Because scaling laws are power laws (x-axis is logarithmic and y-axis is linear), there are diminishing returns to resources like more compute but I doubt we’ve reached the point where the marginal cost of training larger models exceeds the marginal benefit. Think of a company like Google: building the biggest and best model is immensely valuable in a global, winner-takes-all market like search.
- IC Rainbow Apr 19, 2023, 8:22 AM
  1 point
  0
  Parent
  
  I’m getting the same conclusions.
  
  Think of a company like Google: building the biggest and best model is immensely valuable in a global, winner-takes-all market like search.
  
  And this is in a world, where Google already announced that they’re going to build even bigger model of their own
  
  We are not, and won’t for some* time.
  - We have to upgrade our cluster with a fresh batch of Nvidia gadgets.
gwd Apr 18, 2023, 12:58 PM
2 points
0

I was chatting with a friend of mine who works in the AI space. He said that the big thing that got them to GPT-4 was the data set; which was basically the entire internet. But now that they’ve given it the entire internet, there’s no easy way for them to go further along that axis;; that the next big increase in capabilities would require a significantly different direction than “more text / more parameters / more compute”.

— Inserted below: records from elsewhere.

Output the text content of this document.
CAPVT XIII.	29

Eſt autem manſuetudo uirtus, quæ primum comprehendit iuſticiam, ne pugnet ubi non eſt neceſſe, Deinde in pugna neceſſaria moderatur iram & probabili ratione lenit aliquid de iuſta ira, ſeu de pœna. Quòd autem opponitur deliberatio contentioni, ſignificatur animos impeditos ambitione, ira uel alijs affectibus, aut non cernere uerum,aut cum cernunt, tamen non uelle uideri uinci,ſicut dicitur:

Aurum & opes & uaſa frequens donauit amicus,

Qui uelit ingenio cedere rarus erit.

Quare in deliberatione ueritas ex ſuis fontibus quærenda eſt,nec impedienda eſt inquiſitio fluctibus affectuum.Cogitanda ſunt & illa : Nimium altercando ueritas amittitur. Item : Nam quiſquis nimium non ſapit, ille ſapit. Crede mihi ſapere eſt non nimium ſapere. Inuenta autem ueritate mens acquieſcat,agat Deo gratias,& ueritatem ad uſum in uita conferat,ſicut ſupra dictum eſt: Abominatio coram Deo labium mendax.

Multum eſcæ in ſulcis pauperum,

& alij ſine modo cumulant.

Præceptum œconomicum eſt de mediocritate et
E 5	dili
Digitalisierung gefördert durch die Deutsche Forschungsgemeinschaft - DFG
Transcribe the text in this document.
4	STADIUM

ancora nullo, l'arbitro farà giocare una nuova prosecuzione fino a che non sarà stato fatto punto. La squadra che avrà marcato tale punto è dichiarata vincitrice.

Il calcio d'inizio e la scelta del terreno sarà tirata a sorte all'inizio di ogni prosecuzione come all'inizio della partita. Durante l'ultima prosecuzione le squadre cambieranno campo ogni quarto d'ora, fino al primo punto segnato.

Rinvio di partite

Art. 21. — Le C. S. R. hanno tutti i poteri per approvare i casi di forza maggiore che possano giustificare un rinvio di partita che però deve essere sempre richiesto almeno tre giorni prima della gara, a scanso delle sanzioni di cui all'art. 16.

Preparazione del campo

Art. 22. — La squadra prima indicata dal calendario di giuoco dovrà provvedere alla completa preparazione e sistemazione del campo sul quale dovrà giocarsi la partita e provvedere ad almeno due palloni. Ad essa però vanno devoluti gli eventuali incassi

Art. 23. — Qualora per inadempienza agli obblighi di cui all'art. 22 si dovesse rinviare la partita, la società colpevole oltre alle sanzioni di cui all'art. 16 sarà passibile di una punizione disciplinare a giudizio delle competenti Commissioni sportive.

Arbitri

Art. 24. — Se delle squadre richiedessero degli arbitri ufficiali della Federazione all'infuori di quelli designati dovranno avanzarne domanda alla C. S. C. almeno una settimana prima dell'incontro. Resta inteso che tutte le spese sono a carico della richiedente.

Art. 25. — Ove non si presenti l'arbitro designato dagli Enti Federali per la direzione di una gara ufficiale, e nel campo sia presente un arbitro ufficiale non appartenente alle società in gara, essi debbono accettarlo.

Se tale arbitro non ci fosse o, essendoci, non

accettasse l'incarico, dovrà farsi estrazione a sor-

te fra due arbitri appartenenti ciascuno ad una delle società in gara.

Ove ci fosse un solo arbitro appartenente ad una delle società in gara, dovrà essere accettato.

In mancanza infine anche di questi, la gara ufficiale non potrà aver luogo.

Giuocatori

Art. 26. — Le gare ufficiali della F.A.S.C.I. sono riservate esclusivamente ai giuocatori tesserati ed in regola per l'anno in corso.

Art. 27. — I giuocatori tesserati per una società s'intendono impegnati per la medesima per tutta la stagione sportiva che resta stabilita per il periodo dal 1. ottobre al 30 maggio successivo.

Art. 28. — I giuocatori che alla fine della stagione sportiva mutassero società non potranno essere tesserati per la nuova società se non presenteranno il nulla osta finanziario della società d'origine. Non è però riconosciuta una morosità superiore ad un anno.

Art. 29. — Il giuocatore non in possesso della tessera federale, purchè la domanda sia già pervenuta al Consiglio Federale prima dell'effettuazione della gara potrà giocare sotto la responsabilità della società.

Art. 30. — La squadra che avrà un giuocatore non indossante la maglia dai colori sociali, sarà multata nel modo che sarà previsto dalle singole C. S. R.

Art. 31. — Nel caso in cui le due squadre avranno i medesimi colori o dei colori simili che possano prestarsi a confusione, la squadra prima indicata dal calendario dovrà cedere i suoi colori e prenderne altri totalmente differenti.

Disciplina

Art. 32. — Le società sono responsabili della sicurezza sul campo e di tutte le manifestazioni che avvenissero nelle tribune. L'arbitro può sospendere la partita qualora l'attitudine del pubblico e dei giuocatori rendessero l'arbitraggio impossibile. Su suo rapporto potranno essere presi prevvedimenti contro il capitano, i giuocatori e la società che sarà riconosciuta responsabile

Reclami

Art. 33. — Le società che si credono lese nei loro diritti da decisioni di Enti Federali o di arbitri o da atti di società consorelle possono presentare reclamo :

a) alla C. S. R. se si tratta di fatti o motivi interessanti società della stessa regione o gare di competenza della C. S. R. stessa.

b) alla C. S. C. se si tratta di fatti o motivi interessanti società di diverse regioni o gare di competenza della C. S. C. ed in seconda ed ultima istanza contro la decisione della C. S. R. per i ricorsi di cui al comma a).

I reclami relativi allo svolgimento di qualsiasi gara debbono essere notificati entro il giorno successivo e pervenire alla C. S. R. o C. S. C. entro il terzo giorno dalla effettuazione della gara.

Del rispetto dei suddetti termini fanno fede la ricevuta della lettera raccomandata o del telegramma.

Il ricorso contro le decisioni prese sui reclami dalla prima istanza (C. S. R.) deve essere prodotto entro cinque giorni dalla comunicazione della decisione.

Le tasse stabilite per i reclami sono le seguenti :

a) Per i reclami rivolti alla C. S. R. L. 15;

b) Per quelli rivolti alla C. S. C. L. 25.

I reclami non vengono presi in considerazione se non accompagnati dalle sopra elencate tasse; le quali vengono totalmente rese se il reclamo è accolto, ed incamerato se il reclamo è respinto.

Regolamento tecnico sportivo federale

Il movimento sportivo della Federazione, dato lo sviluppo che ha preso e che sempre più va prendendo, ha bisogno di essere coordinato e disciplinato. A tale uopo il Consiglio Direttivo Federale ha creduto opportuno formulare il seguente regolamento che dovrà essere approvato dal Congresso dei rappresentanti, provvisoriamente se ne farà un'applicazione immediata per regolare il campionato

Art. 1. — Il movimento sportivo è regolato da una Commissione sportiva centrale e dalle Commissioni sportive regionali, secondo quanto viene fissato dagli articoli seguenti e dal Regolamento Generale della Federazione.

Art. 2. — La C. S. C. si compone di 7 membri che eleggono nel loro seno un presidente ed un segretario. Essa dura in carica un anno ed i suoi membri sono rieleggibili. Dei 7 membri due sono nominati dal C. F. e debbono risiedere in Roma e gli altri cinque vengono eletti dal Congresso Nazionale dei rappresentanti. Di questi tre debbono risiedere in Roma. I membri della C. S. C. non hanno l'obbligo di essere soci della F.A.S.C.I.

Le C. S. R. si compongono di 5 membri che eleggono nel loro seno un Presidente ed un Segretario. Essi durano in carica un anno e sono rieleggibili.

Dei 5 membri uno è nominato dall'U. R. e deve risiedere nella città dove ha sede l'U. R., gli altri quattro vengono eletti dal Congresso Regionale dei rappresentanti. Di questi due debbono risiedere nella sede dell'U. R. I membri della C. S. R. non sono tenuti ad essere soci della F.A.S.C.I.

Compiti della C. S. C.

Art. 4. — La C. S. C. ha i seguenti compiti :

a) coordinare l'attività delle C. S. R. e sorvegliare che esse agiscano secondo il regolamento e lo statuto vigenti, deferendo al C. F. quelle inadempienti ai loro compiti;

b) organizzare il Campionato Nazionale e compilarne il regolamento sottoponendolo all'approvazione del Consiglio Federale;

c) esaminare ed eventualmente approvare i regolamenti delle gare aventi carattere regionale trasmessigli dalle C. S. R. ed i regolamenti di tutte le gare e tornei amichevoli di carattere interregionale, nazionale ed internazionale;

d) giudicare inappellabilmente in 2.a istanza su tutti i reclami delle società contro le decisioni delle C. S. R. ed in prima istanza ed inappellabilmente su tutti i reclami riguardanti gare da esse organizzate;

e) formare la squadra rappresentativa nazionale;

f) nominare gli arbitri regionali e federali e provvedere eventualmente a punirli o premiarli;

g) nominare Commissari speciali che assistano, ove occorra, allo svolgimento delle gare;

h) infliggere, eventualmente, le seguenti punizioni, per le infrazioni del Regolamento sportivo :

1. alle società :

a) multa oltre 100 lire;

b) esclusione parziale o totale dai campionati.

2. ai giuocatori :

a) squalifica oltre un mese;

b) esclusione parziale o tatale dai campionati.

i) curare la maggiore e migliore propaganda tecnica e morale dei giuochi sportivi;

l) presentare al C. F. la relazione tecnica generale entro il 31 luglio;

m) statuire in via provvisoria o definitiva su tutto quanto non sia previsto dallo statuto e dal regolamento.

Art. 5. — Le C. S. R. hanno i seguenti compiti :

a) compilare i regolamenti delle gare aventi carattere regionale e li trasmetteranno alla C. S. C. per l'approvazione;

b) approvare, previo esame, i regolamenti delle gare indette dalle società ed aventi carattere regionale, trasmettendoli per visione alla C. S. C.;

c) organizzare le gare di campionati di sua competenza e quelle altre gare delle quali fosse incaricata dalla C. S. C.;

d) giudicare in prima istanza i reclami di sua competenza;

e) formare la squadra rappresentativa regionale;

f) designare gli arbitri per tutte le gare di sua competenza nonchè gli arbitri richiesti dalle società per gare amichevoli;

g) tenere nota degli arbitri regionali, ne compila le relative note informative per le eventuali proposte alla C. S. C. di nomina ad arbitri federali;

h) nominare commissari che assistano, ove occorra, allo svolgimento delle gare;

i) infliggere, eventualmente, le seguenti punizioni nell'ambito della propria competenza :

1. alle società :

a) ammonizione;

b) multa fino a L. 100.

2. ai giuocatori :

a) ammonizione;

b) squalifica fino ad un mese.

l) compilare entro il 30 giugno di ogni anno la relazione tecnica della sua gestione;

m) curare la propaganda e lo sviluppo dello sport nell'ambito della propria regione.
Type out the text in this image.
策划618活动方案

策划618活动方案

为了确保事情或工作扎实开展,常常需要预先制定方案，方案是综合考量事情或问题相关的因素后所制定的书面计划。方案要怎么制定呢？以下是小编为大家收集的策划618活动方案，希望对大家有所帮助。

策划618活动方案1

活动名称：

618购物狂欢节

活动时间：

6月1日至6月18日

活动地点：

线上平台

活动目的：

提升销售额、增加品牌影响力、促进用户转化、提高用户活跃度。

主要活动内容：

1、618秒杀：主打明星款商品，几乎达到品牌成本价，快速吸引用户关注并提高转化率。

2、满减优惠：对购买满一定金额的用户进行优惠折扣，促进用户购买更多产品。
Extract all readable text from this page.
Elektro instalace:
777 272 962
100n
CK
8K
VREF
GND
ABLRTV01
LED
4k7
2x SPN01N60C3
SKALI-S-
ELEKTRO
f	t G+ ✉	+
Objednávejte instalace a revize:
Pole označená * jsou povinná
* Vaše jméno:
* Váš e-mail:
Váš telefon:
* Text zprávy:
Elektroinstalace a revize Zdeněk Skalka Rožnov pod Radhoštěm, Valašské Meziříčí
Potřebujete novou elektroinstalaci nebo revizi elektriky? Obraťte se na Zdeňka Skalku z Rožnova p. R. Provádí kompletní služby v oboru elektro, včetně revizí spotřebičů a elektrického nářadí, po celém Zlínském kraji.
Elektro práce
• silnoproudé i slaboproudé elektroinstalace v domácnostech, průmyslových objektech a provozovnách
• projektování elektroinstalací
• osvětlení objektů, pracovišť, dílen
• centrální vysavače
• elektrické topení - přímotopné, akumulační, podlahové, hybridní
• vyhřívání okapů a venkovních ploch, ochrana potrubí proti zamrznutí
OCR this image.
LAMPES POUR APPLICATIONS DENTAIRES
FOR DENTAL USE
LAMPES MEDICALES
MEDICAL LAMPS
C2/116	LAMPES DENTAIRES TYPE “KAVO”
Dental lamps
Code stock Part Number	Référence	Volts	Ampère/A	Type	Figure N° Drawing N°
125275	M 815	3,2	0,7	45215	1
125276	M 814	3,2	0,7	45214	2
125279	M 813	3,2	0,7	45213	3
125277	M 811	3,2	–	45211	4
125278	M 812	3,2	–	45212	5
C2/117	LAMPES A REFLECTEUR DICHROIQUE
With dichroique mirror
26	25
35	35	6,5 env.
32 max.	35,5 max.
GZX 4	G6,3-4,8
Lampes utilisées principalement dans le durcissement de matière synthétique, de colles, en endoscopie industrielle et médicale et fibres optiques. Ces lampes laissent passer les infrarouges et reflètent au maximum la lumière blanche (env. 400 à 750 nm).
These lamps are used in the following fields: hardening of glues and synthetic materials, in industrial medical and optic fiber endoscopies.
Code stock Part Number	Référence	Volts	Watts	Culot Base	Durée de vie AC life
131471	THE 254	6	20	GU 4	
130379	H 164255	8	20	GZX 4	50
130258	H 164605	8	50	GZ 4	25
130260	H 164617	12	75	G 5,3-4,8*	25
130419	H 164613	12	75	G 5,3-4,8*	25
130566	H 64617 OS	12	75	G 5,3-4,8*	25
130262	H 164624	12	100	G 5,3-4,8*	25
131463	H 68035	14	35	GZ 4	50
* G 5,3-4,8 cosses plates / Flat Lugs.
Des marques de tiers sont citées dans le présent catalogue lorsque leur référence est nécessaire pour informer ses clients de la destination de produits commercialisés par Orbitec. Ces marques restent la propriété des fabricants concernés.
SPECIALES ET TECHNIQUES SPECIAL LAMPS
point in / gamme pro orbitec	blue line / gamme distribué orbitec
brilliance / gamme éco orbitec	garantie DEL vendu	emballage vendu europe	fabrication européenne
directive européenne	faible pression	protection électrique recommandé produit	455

- awg Apr 18, 2023, 4:51 PM
  6 points
  1
  Parent
  
  I’d have to disagree with this assessment. Ilya Sutskever recently said that they’ve not run out of data yet. They might some day, but not yet. And Epoch projects high-quality text data to run out in 2024, with all text data running out in 2040.
sludgepuddle Apr 18, 2023, 2:38 AM
1 point
0

Maybe temporarily efficiency improvements will rule, but surely once the low and medium hanging fruit is exhausted parameter count will once again be ramped up, would bet just about anything on that
- sludgepuddle Apr 18, 2023, 2:41 AM
  8 points
  7
  Parent
  
  And of course if we believe efficiency is the way to go for the next few years, that should scare the shit out of us, it means that even putting all gpu manufacturers out of commission might not be enough to save us should it become obvious that a slowdown is needed
  - Akram Choudhary Apr 18, 2023, 3:23 AM
    1 point
    −2
    Parent
    
    shutting down GPU production was never in the Overton window anyway. This makes little difference. Even if further scaling isnt needed most people cant afford the 100M spent on gpt4.